After a serious walk down memory lane outside walking inside is a complete surprise with the neatly secured farm toys, an untold amount of them, on little platform stair-step groupings keeps the eye moving. Every wall from the top of the windows to the ceiling a- very well thought out grouping, put together for all to see.
After leaving school he got away from farming though continued collecting. Herb spent his youth and high school years in Wisconsin, not far from Dyersville, Ia. where he worked the family farm with his parents. In the daytime it was school and most evenings were spent working the farm. Nostalgia for the toys was already getting into his blood. He liked to show the toy implements to little kids.
Now owner of a metal shop in Los Lunas, New Mexico, Herb has little spare time but does find time for rebuilding farm equipment. Look for him, ask where he is no one can tell you- he is on the go and no one knows where.
The latest addition to the ‘parking lot’ was hardly any more than scrap metal when he started now it is a fully operational tractor. His dedication to collecting could only be considered monumental.
Sharing his nostalgia with children and collectors alike, he is involved in it for personal reasons, some are not as grandiose as looking for the good old days. His collection is vast having untold numbers at the restaurant, but the bottom line is he wants to share his nostalgia. And with even more toys at his home as well as two or three pieces to be rebuilt there is educational fuel for the future.
It is ironic and surprising to see the toys in the restaurant, so many being those used in commerce by the mid-west farmer. The deserts of the Rio Grande Valley doesn’t hold a lot of collectables such as these except for tractors, many old tractors can be found here and probably just as many old John Deere chow wagons. Thos old John-Deere made wooden wagons that one sees in the western movies-yes many. They sit idle in fields and yards as decorations.
To intently look at each toy tractor, or other toy implement one can ‘feel’ that memory. For some in New Mexico a new memory has been reborn- those golden years reborn, a rebirth of the way it use to be.
For those with a real interest in farm toys, one could look for hours at these pieces in awe of the dynamic and symbolism, so much to remember. The restaurant itself features untold amount of diverse representations of the toy implements. Machines being pulled by the John Deere-Tractor are a real eye opener and the truck implements sitting atop of the overhang of the bar, painted the John Deere green, is quite a showpiece.
A strung Chili farming crop and cattle ranching and some vegetable and fruit farming themselves. Much of the labor coming from across the border and being done by hand. Thus few to none of the farm implements tractors and plows which are plentiful it is not only a nostalgic experience for the snow bird but in many cases a learning experience for the people who have lived here all there life. With an abundance of ranching, where horses are relied upon so much to herd cattle, few of those children have ever been exposed to the mid-west farm culture.

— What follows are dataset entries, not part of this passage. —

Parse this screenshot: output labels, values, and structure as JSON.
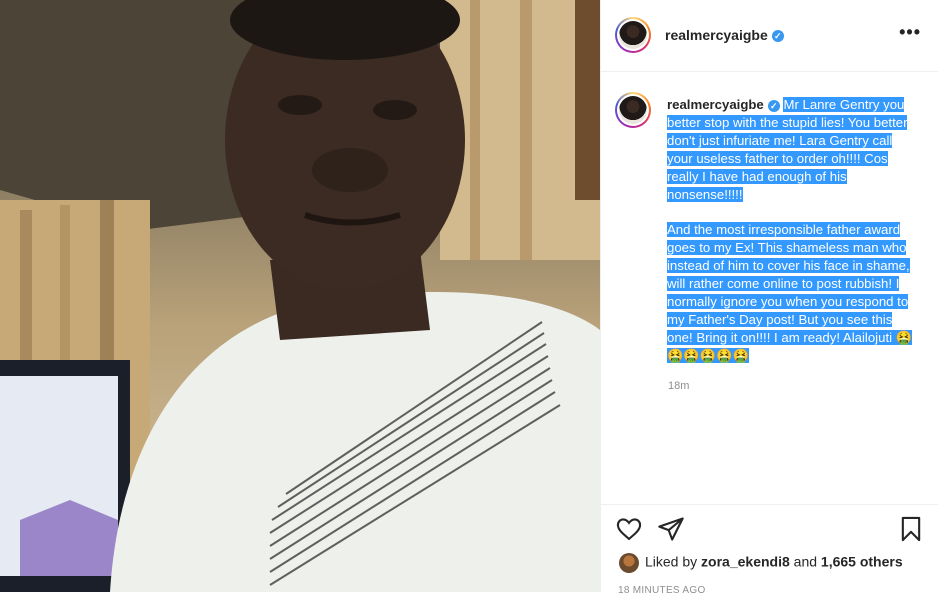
{
  "post": {
    "username": "realmercyaigbe",
    "verified_glyph": "✓",
    "more_glyph": "•••",
    "caption": {
      "paragraph1": "Mr Lanre Gentry you better stop with the stupid lies! You better don't just infuriate me! Lara Gentry call your useless father to order oh!!!! Cos really I have had enough of his nonsense!!!!!",
      "paragraph2": "And the most irresponsible father award goes to my Ex! This shameless man who instead of him to cover his face in shame, will rather come online to post rubbish! I normally ignore you when you respond to my Father's Day post! But you see this one! Bring it on!!!! I am ready! Alailojuti 🤮🤮🤮🤮🤮🤮"
    },
    "caption_age": "18m",
    "likes": {
      "prefix": "Liked by ",
      "user": "zora_ekendi8",
      "middle": " and ",
      "count": "1,665 others"
    },
    "posted_time": "18 MINUTES AGO"
  },
  "icons": {
    "like": "heart-icon",
    "share": "send-icon",
    "save": "bookmark-icon",
    "more": "more-options-icon"
  },
  "colors": {
    "selection": "#3399ff",
    "verified": "#3897f0",
    "muted": "#8e8e8e"
  }
}
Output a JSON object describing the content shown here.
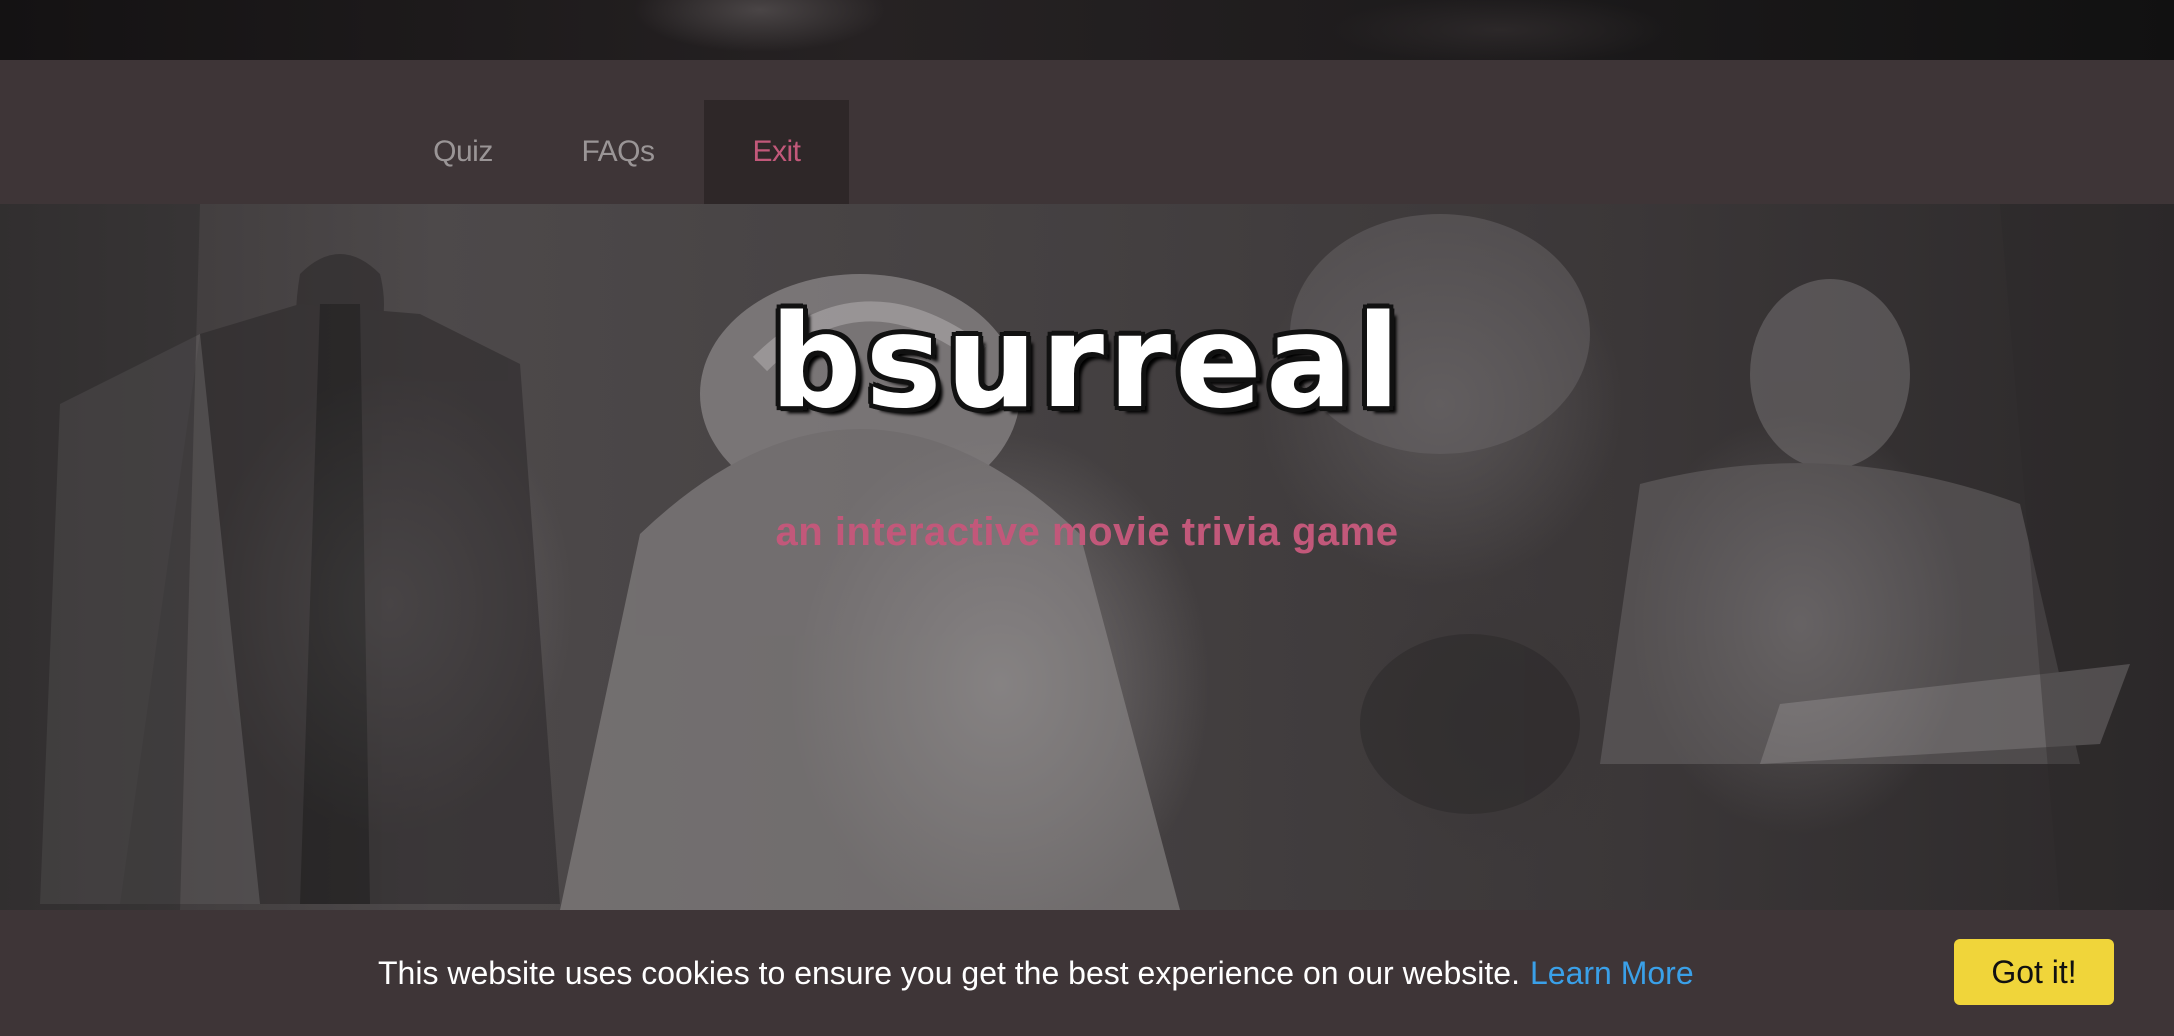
{
  "nav": {
    "items": [
      {
        "label": "Quiz"
      },
      {
        "label": "FAQs"
      },
      {
        "label": "Exit"
      }
    ],
    "active_color": "#c2587a"
  },
  "hero": {
    "logo": "bsurreal",
    "tagline": "an interactive movie trivia game",
    "background": "collage-of-black-and-white-film-stills"
  },
  "cookie": {
    "message": "This website uses cookies to ensure you get the best experience on our website.",
    "link_label": "Learn More",
    "button_label": "Got it!",
    "button_color": "#f0d53a",
    "link_color": "#3aa0e8"
  }
}
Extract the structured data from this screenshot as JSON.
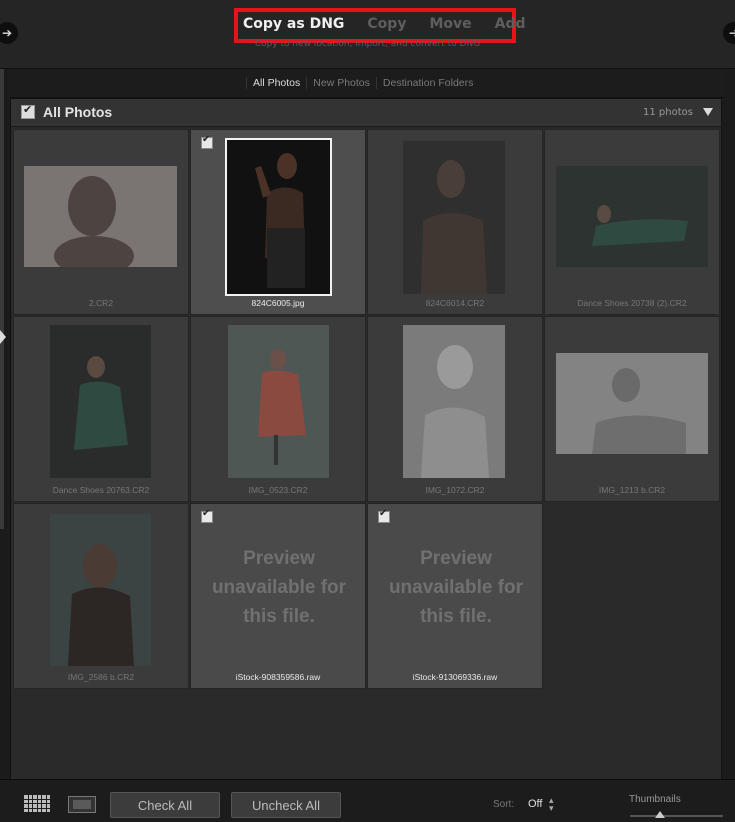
{
  "modes": {
    "copy_as_dng": "Copy as DNG",
    "copy": "Copy",
    "move": "Move",
    "add": "Add",
    "subtitle": "Copy to new location, import, and convert to DNG"
  },
  "tabs": {
    "all_photos": "All Photos",
    "new_photos": "New Photos",
    "destination_folders": "Destination Folders"
  },
  "grid_header": {
    "title": "All Photos",
    "count": "11 photos"
  },
  "photos": [
    {
      "filename": "2.CR2",
      "checked": false
    },
    {
      "filename": "824C6005.jpg",
      "checked": true
    },
    {
      "filename": "824C6014.CR2",
      "checked": false
    },
    {
      "filename": "Dance Shoes 20738 (2).CR2",
      "checked": false
    },
    {
      "filename": "Dance Shoes 20763.CR2",
      "checked": false
    },
    {
      "filename": "IMG_0523.CR2",
      "checked": false
    },
    {
      "filename": "IMG_1072.CR2",
      "checked": false
    },
    {
      "filename": "IMG_1213 b.CR2",
      "checked": false
    },
    {
      "filename": "IMG_2586 b.CR2",
      "checked": false
    },
    {
      "filename": "iStock-908359586.raw",
      "checked": true,
      "preview_message": "Preview unavailable for this file."
    },
    {
      "filename": "iStock-913069336.raw",
      "checked": true,
      "preview_message": "Preview unavailable for this file."
    }
  ],
  "bottom": {
    "check_all": "Check All",
    "uncheck_all": "Uncheck All",
    "sort_label": "Sort:",
    "sort_value": "Off",
    "thumbnails_label": "Thumbnails"
  },
  "colors": {
    "highlight_box": "#e4141b",
    "active_text": "#f0f0f0",
    "inactive_text": "#5e5e5e"
  }
}
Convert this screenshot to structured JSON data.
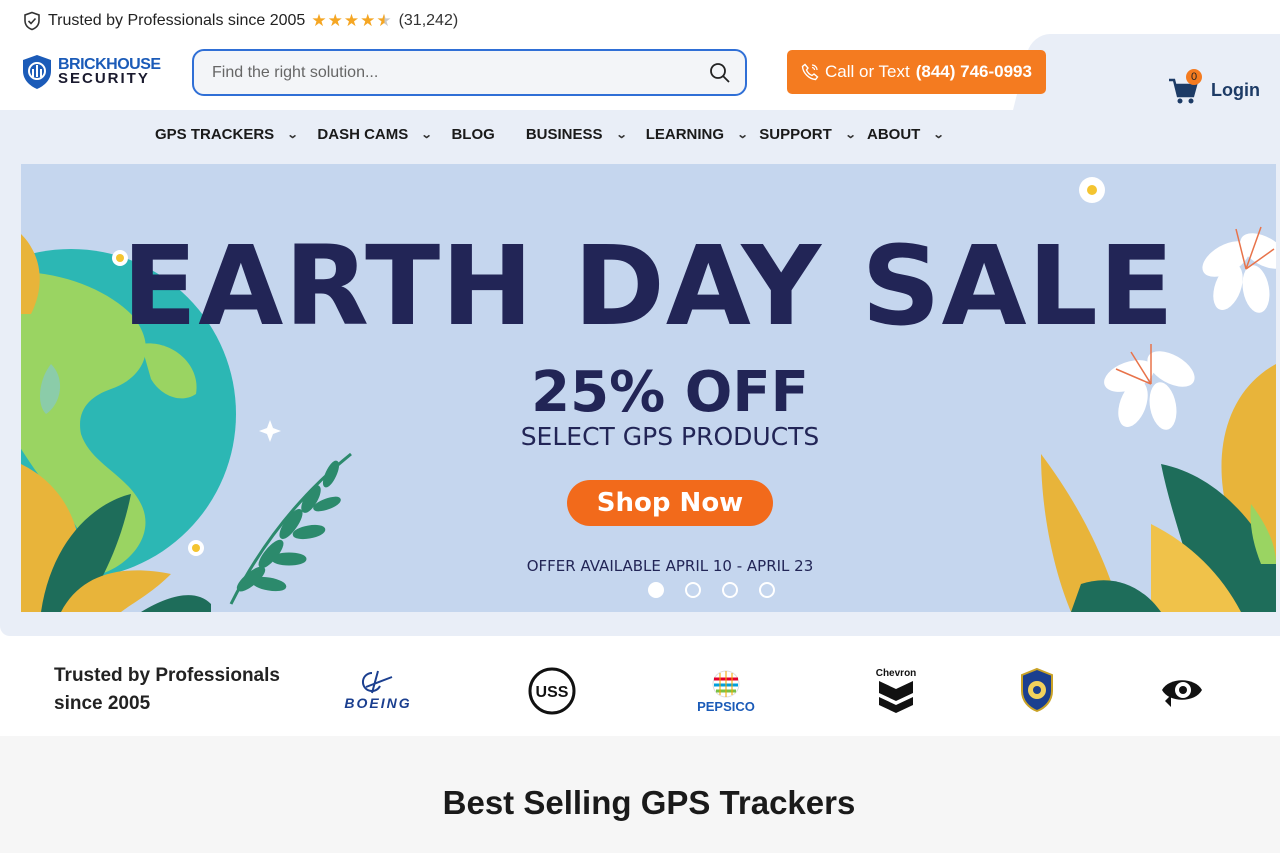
{
  "trustbar": {
    "text": "Trusted by Professionals since 2005",
    "stars": "★★★★★",
    "rating": 4.5,
    "count": "(31,242)"
  },
  "logo": {
    "line1": "BRICKHOUSE",
    "line2": "SECURITY"
  },
  "search": {
    "placeholder": "Find the right solution...",
    "value": ""
  },
  "call": {
    "prefix": "Call or Text",
    "number": "(844) 746-0993"
  },
  "cart": {
    "count": "0"
  },
  "login_label": "Login",
  "nav": [
    {
      "label": "GPS TRACKERS",
      "has_dropdown": true
    },
    {
      "label": "DASH CAMS",
      "has_dropdown": true
    },
    {
      "label": "BLOG",
      "has_dropdown": false
    },
    {
      "label": "BUSINESS",
      "has_dropdown": true
    },
    {
      "label": "LEARNING",
      "has_dropdown": true
    },
    {
      "label": "SUPPORT",
      "has_dropdown": true
    },
    {
      "label": "ABOUT",
      "has_dropdown": true
    }
  ],
  "banner": {
    "title": "EARTH DAY SALE",
    "discount": "25% OFF",
    "subtitle": "SELECT GPS PRODUCTS",
    "cta": "Shop Now",
    "offer": "OFFER AVAILABLE APRIL 10 - APRIL 23",
    "slides": 4,
    "active_slide": 1
  },
  "trusted": {
    "heading": "Trusted by Professionals since 2005",
    "brands": [
      "boeing-logo",
      "us-steel-logo",
      "pepsico-logo",
      "chevron-logo",
      "nypd-logo",
      "eye-logo"
    ],
    "brand_text": {
      "boeing": "BOEING",
      "uss": "USS",
      "pepsico": "PEPSICO",
      "chevron": "Chevron"
    }
  },
  "best_selling": {
    "title": "Best Selling GPS Trackers"
  },
  "colors": {
    "brand_blue": "#1b5bb8",
    "accent_orange": "#f47b20",
    "banner_bg": "#c5d6ee",
    "navy": "#222556",
    "star": "#f5a623"
  }
}
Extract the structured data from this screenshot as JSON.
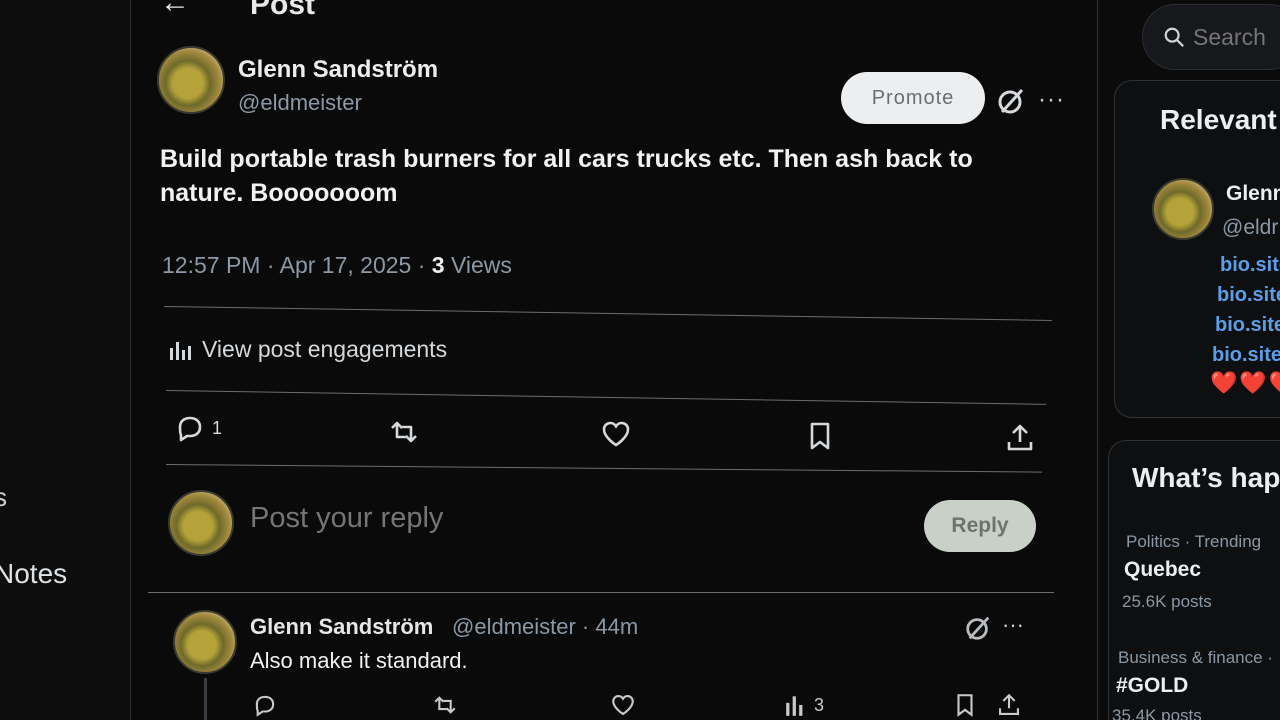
{
  "header": {
    "back_glyph": "←",
    "title": "Post"
  },
  "left_nav": {
    "notes_label": "Notes",
    "partial_item": "s"
  },
  "post": {
    "author_name": "Glenn Sandström",
    "author_handle": "@eldmeister",
    "promote_label": "Promote",
    "more_glyph": "···",
    "text": "Build portable trash burners for all cars trucks etc. Then ash back to nature. Booooooom",
    "time": "12:57 PM · Apr 17, 2025 · ",
    "views_count": "3",
    "views_label": " Views",
    "engagements_label": "View post engagements",
    "actions": {
      "reply_count": "1"
    }
  },
  "reply_composer": {
    "placeholder": "Post your reply",
    "reply_button": "Reply"
  },
  "child_post": {
    "author_name": "Glenn Sandström",
    "handle_time": "@eldmeister · 44m",
    "text": "Also make it standard.",
    "more_glyph": "···",
    "views_count": "3"
  },
  "search": {
    "placeholder": "Search"
  },
  "relevant": {
    "title": "Relevant",
    "name": "Glenn",
    "handle": "@eldr",
    "bio_links": [
      "bio.site",
      "bio.site",
      "bio.site",
      "bio.site"
    ],
    "hearts": "❤️❤️❤️"
  },
  "trends": {
    "title": "What’s hap",
    "items": [
      {
        "meta": "Politics · Trending",
        "name": "Quebec",
        "count": "25.6K posts"
      },
      {
        "meta": "Business & finance ·",
        "name": "#GOLD",
        "count": "35.4K posts"
      }
    ]
  },
  "colors": {
    "link": "#5b9ee8",
    "muted": "#8b98a5",
    "background": "#0a0a0b",
    "heart": "#d93a3a"
  }
}
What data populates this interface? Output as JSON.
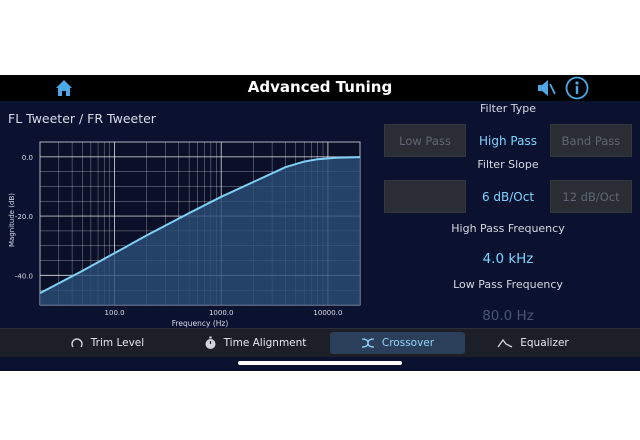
{
  "header": {
    "title": "Advanced Tuning",
    "home_icon": "home-icon",
    "speaker_icon": "speaker-icon",
    "info_icon": "info-icon"
  },
  "chart_title": "FL Tweeter / FR Tweeter",
  "chart_data": {
    "type": "line",
    "title": "FL Tweeter / FR Tweeter",
    "xlabel": "Frequency (Hz)",
    "ylabel": "Magnitude (dB)",
    "x_scale": "log",
    "xlim": [
      20,
      20000
    ],
    "ylim": [
      -50,
      5
    ],
    "x_ticks": [
      100,
      1000,
      10000
    ],
    "x_tick_labels": [
      "100.0",
      "1000.0",
      "10000.0"
    ],
    "y_ticks": [
      0,
      -20,
      -40
    ],
    "y_tick_labels": [
      "0.0",
      "-20.0",
      "-40.0"
    ],
    "grid": true,
    "fill": "area below curve",
    "series": [
      {
        "x": [
          20,
          50,
          100,
          200,
          500,
          1000,
          2000,
          4000,
          6000,
          8000,
          12000,
          20000
        ],
        "y": [
          -46,
          -38.5,
          -32.5,
          -26.5,
          -19,
          -13.5,
          -8.5,
          -3.5,
          -1.6,
          -0.8,
          -0.3,
          -0.1
        ]
      }
    ],
    "colors": {
      "line": "#7fd0f5",
      "fill": "#2a4d78",
      "grid": "#ffffff"
    }
  },
  "filter": {
    "type_label": "Filter Type",
    "types": [
      "Low Pass",
      "High Pass",
      "Band Pass"
    ],
    "selected_type": "High Pass",
    "slope_label": "Filter Slope",
    "slopes": [
      "",
      "6 dB/Oct",
      "12 dB/Oct"
    ],
    "selected_slope": "6 dB/Oct",
    "hp_freq_label": "High Pass Frequency",
    "hp_freq_value": "4.0 kHz",
    "lp_freq_label": "Low Pass Frequency",
    "lp_freq_value": "80.0 Hz"
  },
  "tabs": [
    {
      "label": "Trim Level",
      "icon": "trim-level-icon"
    },
    {
      "label": "Time Alignment",
      "icon": "stopwatch-icon"
    },
    {
      "label": "Crossover",
      "icon": "crossover-icon",
      "active": true
    },
    {
      "label": "Equalizer",
      "icon": "equalizer-icon"
    }
  ],
  "colors": {
    "background": "#0b1230",
    "accent": "#7ed4ff",
    "topbar": "#000000",
    "tabbar": "#1c1f27",
    "header_icon": "#4fa8e6"
  }
}
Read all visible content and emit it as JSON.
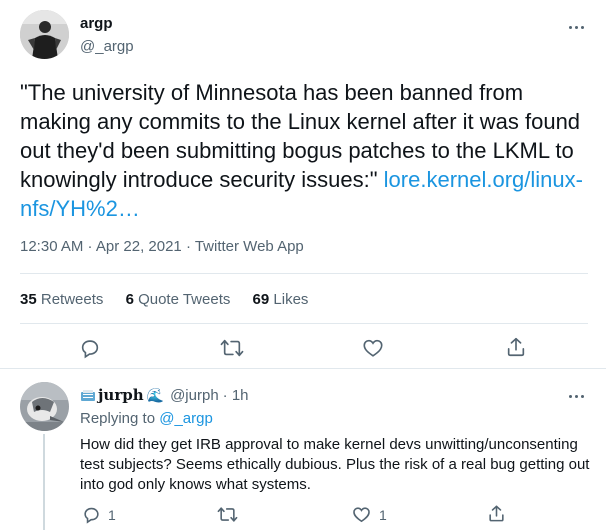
{
  "main_tweet": {
    "display_name": "argp",
    "handle": "@_argp",
    "text": "\"The university of Minnesota has been banned from making any commits to the Linux kernel after it was found out they'd been submitting bogus patches to the LKML to knowingly introduce security issues:\"",
    "link": "lore.kernel.org/linux-nfs/YH%2…",
    "timestamp": "12:30 AM · Apr 22, 2021 · Twitter Web App",
    "stats": {
      "retweets_count": "35",
      "retweets_label": "Retweets",
      "quote_count": "6",
      "quote_label": "Quote Tweets",
      "likes_count": "69",
      "likes_label": "Likes"
    }
  },
  "reply": {
    "display_name": "jurph",
    "name_emoji": "🌊",
    "handle": "@jurph",
    "time": "· 1h",
    "replying_prefix": "Replying to",
    "replying_handle": "@_argp",
    "text": "How did they get IRB approval to make kernel devs unwitting/unconsenting test subjects? Seems ethically dubious. Plus the risk of a real bug getting out into god only knows what systems.",
    "reply_count": "1",
    "like_count": "1"
  },
  "colors": {
    "link": "#1b95e0",
    "muted": "#536471",
    "text": "#0f1419",
    "divider": "#e1e8ed"
  },
  "icons": [
    "more-icon",
    "reply-icon",
    "retweet-icon",
    "like-icon",
    "share-icon"
  ]
}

Beer brewery’s are another project fitting into the toy collecting, with an on site brewery company and the lounge affording them an opportunity to show their farm implement beer kegs right along with the wall and carousel pieces. Novel ideas to say the least, and quite attractive.
The lounge has a unique display, besides walls a carousel hangs resolutely from the ceiling where Herb has secured about 25 to 30 platforms for even more toy implements. It is about nine feet in diameter with a slow turn so one can enjoy all of the implements.
Herb’s collections are products of his success. How does he find time for all of this with a machine shop business to run? He said “He learned to work hard when growing up on the farm in Wisconsin.” His hard work and love for farm implements has fashioned a consciousness and a connection to the farm community culture of a New Mexico loved for it’s historic past.